ALONG with most business and industry, Turkey’s banking sector has learnt to ignore the political turmoil that has so animated Ankara since the autumn of 1995. The banks in general, and the private banks in particular, have been far too busy getting over the financial and general economic crisis of 1994 to worry too much about the squabbling politicians.

According to a recent treasury report, the banks have fared remarkably well. Taking 85 per cent inflation into account, the banking system as a whole achieved a 34.3 per cent increase in real net profits in 1996 to TL 261 million million, up from TL 105 million million in the previous year. Equity rose by 74 per cent in real terms to TL 799 million million in 1996, the same report says.

Banks also reduced their open foreign exchange positions by $566 million – down to a total $2,520 million – limiting their exposure to currency shocks, the report adds. The central bank further built up its foreign exchange reserves last year, as an insurance against a recurrence of the run on both foreign exchange and lira deposits which triggered the 1994 drama.

Deposits are the main funding source for the banks. Turkish lira in the banking system rose by 133 per cent to TL 2,606 million million in 1996. The growth in foreign currency deposits was even more robust. A report by the leading bank, Is Bankasi, says that foreign currency deposits are now worth $30,200 million and account for 56 per cent of all deposits. Bankers say that foreign exchange – especially the US dollar – has become a virtual parallel currency in Turkey because of popular fears about the country’s uncertain political direction.

Most banks had a good year in 1996 because loan demand was higher than in previous years. Akbank, the leading private sector bank, increased its loan income by 70 per cent, having decided to focus on loans as a long-term strategy.

Corporate credit demand continues to be strong because businesses are investing in new plant and technology, partly as a consequence of the EU Customs Union which began on 1 January 1996. This has reduced trade barriers and exposed local companies to much tougher competition.

The proliferation of plastic cards has encouraged strong growth in consumer credit. At the end of 1996 the number of credit cards issued was up by 44.5 per cent to 3,202,970 from 12 months earlier. Retail transactions in Turkey using locally-issued cards nearly trebled; foreign credit card transactions almost doubled, according to data from the industry’s own Bankalararasi Kart Merkezi (BKM – Interbank Card Centre). In all, there were nearly 73 million credit card transactions worth TL 258 million million.

Indeed, in terms of technology, the Turkish banking sector is comparable with many European markets. There is inter-active banking, advanced automated teller machines (ATMs) are abundant and banking via Internet is also available.

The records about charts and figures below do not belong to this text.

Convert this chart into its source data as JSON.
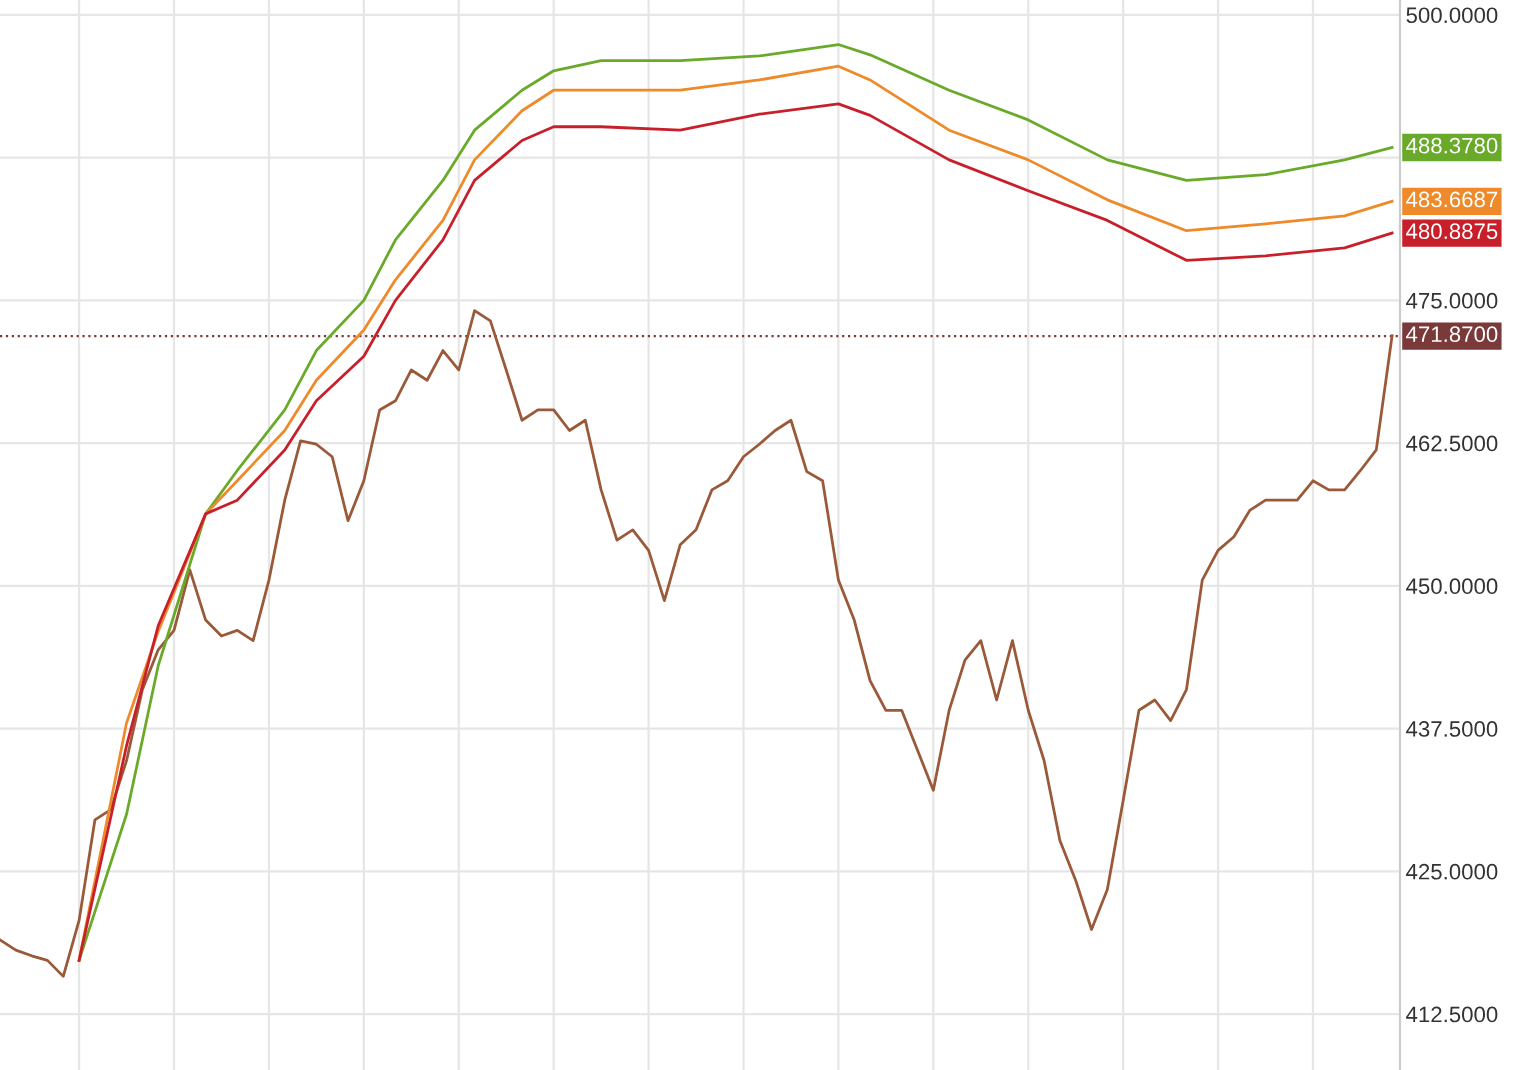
{
  "chart_data": {
    "type": "line",
    "categories": [
      null,
      null,
      null,
      null,
      null,
      null,
      null,
      null,
      null,
      null,
      null,
      null,
      null,
      null,
      null,
      null,
      null,
      null,
      null,
      null,
      null,
      null,
      null,
      null,
      null,
      null,
      null,
      null,
      null,
      null,
      null,
      null,
      null,
      null,
      null,
      null,
      null,
      null,
      null,
      null,
      null,
      null,
      null,
      null,
      null,
      null,
      null,
      null,
      null,
      null,
      null,
      null,
      null,
      null,
      null,
      null,
      null,
      null,
      null,
      null,
      null,
      null,
      null,
      null,
      null,
      null,
      null,
      null,
      null,
      null,
      null,
      null,
      null,
      null,
      null,
      null,
      null,
      null,
      null,
      null,
      null,
      null,
      null,
      null,
      null,
      null,
      null,
      null,
      null
    ],
    "series": [
      {
        "color": "#9a5a3a",
        "values": [
          419.0,
          418.1,
          417.6,
          417.2,
          415.8,
          420.7,
          429.5,
          430.4,
          434.7,
          440.9,
          444.4,
          446.1,
          451.4,
          447.0,
          445.6,
          446.1,
          445.2,
          450.5,
          457.5,
          462.7,
          462.4,
          461.3,
          455.7,
          459.2,
          465.4,
          466.2,
          468.9,
          468.0,
          470.6,
          468.9,
          474.1,
          473.2,
          468.9,
          464.5,
          465.4,
          465.4,
          463.6,
          464.5,
          458.4,
          454.0,
          454.9,
          453.1,
          448.7,
          453.6,
          454.9,
          458.4,
          459.2,
          461.3,
          462.4,
          463.6,
          464.5,
          460.0,
          459.2,
          450.5,
          447.0,
          441.7,
          439.1,
          439.1,
          435.6,
          432.1,
          439.1,
          443.5,
          445.2,
          440.0,
          445.2,
          439.1,
          434.7,
          427.7,
          424.2,
          419.9,
          423.4,
          431.2,
          439.1,
          440.0,
          438.2,
          440.9,
          450.5,
          453.1,
          454.3,
          456.6,
          457.5,
          457.5,
          457.5,
          459.2,
          458.4,
          458.4,
          460.1,
          461.9,
          471.9
        ]
      },
      {
        "color": "#6aaa2a",
        "values": [
          null,
          null,
          null,
          null,
          null,
          417.2,
          null,
          null,
          430.0,
          null,
          443.0,
          null,
          null,
          456.3,
          null,
          460.1,
          null,
          null,
          465.4,
          null,
          470.6,
          null,
          null,
          475.0,
          null,
          480.3,
          null,
          null,
          485.5,
          null,
          489.9,
          null,
          null,
          493.4,
          null,
          495.1,
          null,
          null,
          496.0,
          null,
          null,
          null,
          null,
          496.0,
          null,
          null,
          null,
          null,
          496.4,
          null,
          null,
          null,
          null,
          497.4,
          null,
          496.5,
          null,
          null,
          null,
          null,
          493.4,
          null,
          null,
          null,
          null,
          490.8,
          null,
          null,
          null,
          null,
          487.3,
          null,
          null,
          null,
          null,
          485.5,
          null,
          null,
          null,
          null,
          486.0,
          null,
          null,
          null,
          null,
          487.3,
          null,
          null,
          488.378
        ],
        "value_labels": [
          null,
          null,
          null,
          null,
          null,
          null,
          null,
          null,
          null,
          null,
          null,
          null,
          null,
          null,
          null,
          null,
          null,
          null,
          null,
          null,
          null,
          null,
          null,
          null,
          null,
          null,
          null,
          null,
          null,
          null,
          null,
          null,
          null,
          null,
          null,
          null,
          null,
          null,
          null,
          null,
          null,
          null,
          null,
          null,
          null,
          null,
          null,
          null,
          null,
          null,
          null,
          null,
          null,
          null,
          null,
          null,
          null,
          null,
          null,
          null,
          null,
          null,
          null,
          null,
          null,
          null,
          null,
          null,
          null,
          null,
          null,
          null,
          null,
          null,
          null,
          null,
          null,
          null,
          null,
          null,
          null,
          null,
          null,
          null,
          null,
          null,
          null,
          null,
          "488.3780"
        ]
      },
      {
        "color": "#ee8a2a",
        "values": [
          null,
          null,
          null,
          null,
          null,
          417.2,
          null,
          null,
          438.0,
          null,
          446.0,
          null,
          null,
          456.3,
          null,
          459.2,
          null,
          null,
          463.6,
          null,
          468.0,
          null,
          null,
          472.4,
          null,
          476.8,
          null,
          null,
          482.0,
          null,
          487.3,
          null,
          null,
          491.6,
          null,
          493.4,
          null,
          null,
          493.4,
          null,
          null,
          null,
          null,
          493.4,
          null,
          null,
          null,
          null,
          494.3,
          null,
          null,
          null,
          null,
          495.5,
          null,
          494.3,
          null,
          null,
          null,
          null,
          489.9,
          null,
          null,
          null,
          null,
          487.3,
          null,
          null,
          null,
          null,
          483.8,
          null,
          null,
          null,
          null,
          481.1,
          null,
          null,
          null,
          null,
          481.7,
          null,
          null,
          null,
          null,
          482.4,
          null,
          null,
          483.6687
        ],
        "value_labels": [
          null,
          null,
          null,
          null,
          null,
          null,
          null,
          null,
          null,
          null,
          null,
          null,
          null,
          null,
          null,
          null,
          null,
          null,
          null,
          null,
          null,
          null,
          null,
          null,
          null,
          null,
          null,
          null,
          null,
          null,
          null,
          null,
          null,
          null,
          null,
          null,
          null,
          null,
          null,
          null,
          null,
          null,
          null,
          null,
          null,
          null,
          null,
          null,
          null,
          null,
          null,
          null,
          null,
          null,
          null,
          null,
          null,
          null,
          null,
          null,
          null,
          null,
          null,
          null,
          null,
          null,
          null,
          null,
          null,
          null,
          null,
          null,
          null,
          null,
          null,
          null,
          null,
          null,
          null,
          null,
          null,
          null,
          null,
          null,
          null,
          null,
          null,
          null,
          "483.6687"
        ]
      },
      {
        "color": "#c8202a",
        "values": [
          null,
          null,
          null,
          null,
          null,
          417.2,
          null,
          null,
          436.0,
          null,
          446.5,
          null,
          null,
          456.3,
          null,
          457.5,
          null,
          null,
          461.9,
          null,
          466.2,
          null,
          null,
          470.1,
          null,
          475.0,
          null,
          null,
          480.3,
          null,
          485.5,
          null,
          null,
          489.0,
          null,
          490.2,
          null,
          null,
          490.2,
          null,
          null,
          null,
          null,
          489.9,
          null,
          null,
          null,
          null,
          491.3,
          null,
          null,
          null,
          null,
          492.2,
          null,
          491.2,
          null,
          null,
          null,
          null,
          487.3,
          null,
          null,
          null,
          null,
          484.6,
          null,
          null,
          null,
          null,
          482.0,
          null,
          null,
          null,
          null,
          478.5,
          null,
          null,
          null,
          null,
          478.9,
          null,
          null,
          null,
          null,
          479.6,
          null,
          null,
          480.8875
        ],
        "value_labels": [
          null,
          null,
          null,
          null,
          null,
          null,
          null,
          null,
          null,
          null,
          null,
          null,
          null,
          null,
          null,
          null,
          null,
          null,
          null,
          null,
          null,
          null,
          null,
          null,
          null,
          null,
          null,
          null,
          null,
          null,
          null,
          null,
          null,
          null,
          null,
          null,
          null,
          null,
          null,
          null,
          null,
          null,
          null,
          null,
          null,
          null,
          null,
          null,
          null,
          null,
          null,
          null,
          null,
          null,
          null,
          null,
          null,
          null,
          null,
          null,
          null,
          null,
          null,
          null,
          null,
          null,
          null,
          null,
          null,
          null,
          null,
          null,
          null,
          null,
          null,
          null,
          null,
          null,
          null,
          null,
          null,
          null,
          null,
          null,
          null,
          null,
          null,
          null,
          "480.8875"
        ]
      }
    ],
    "ylim": [
      407.6,
      501.3
    ],
    "yticks": [
      {
        "value": 412.5,
        "label": "412.5000"
      },
      {
        "value": 425,
        "label": "425.0000"
      },
      {
        "value": 437.5,
        "label": "437.5000"
      },
      {
        "value": 450,
        "label": "450.0000"
      },
      {
        "value": 462.5,
        "label": "462.5000"
      },
      {
        "value": 475,
        "label": "475.0000"
      },
      {
        "value": 487.5,
        "label": null
      },
      {
        "value": 500,
        "label": "500.0000"
      }
    ],
    "ref_lines": [
      {
        "axis": "y",
        "value": 471.87,
        "label": "471.8700",
        "color": "#7a3a3a",
        "line_style": "dotted"
      }
    ],
    "grid": true,
    "marker": "none",
    "line_style": "solid"
  }
}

Although the EU agreement does not include financial services, it has had an impact on the banking sector, Is Bankasi says in its report.

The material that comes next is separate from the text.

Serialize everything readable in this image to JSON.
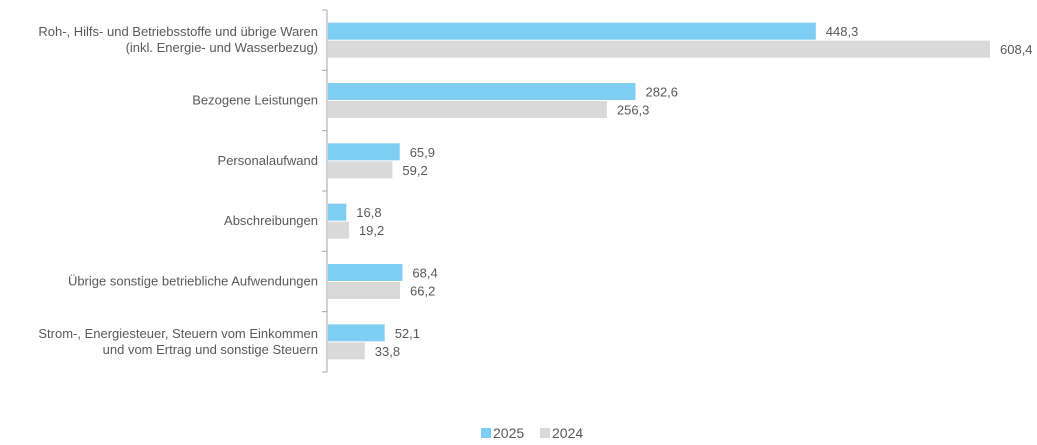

However, the banking system is still tiny compared with those in the EU. Speaking at the 40th assembly of the Union of Banks in late May central bank governor Gazi Ercel noted that total assets in the banking system amount to around $70,000-80,000 million, compared to $5 million million in the EU.

Some banks also rely heavily on profits from trading in treasury bonds and bills, which makes them vulnerable to the government’s borrowing policies. In 1996 the treasury managed to lengthen the overall structure of its debt while decreasing the yields on bonds and bills. In March, it began auctioning two-year bonds with risk premiums above the projected Consumer Price Index (CPI).

The first four or five auctions of the new CPI instruments were successful until the deepening political uncertainty dampened demand, forcing the treasury to turn to other state funding sources, notably the state banks.

The state banks command about 38 per cent of all banking assets but are less efficient and profitable than their private counterparts. They are open to political manipulation and are obliged to cater to state-owned companies and the treasury. In an April report Moody’s Investor Service singled out the four main state-owned banks – Ziraat Bankasi, Emlak Bankasi, Halk Bankasi and Vakiflar Bankasi – for their deteriorating performance, and loss of market share.

The fragility of the state banks was well illustrated in June when Ziraat Bankasi, the country’s largest institution, failed to repay TL 16 million million owing to commercial banks. Ziraat’s available funds had been drained by transfers to the treasury to help meet public sector wage payments. The central bank stepped in with financing from auctions of repo instruments, but also cautioned the treasury not to use Ziraat as an exchequer, according to local press reports.

‘The government is considering privatisation for some, but the financial condition of the largest (state) banks has been allowed to deteriorate while they are still expected to play a social role,’ Moody’s said in its report. The other prominent feature of the report was a warning that the creditworthiness

of Turkish banks is being damaged by the persistent macro-economic and political instability.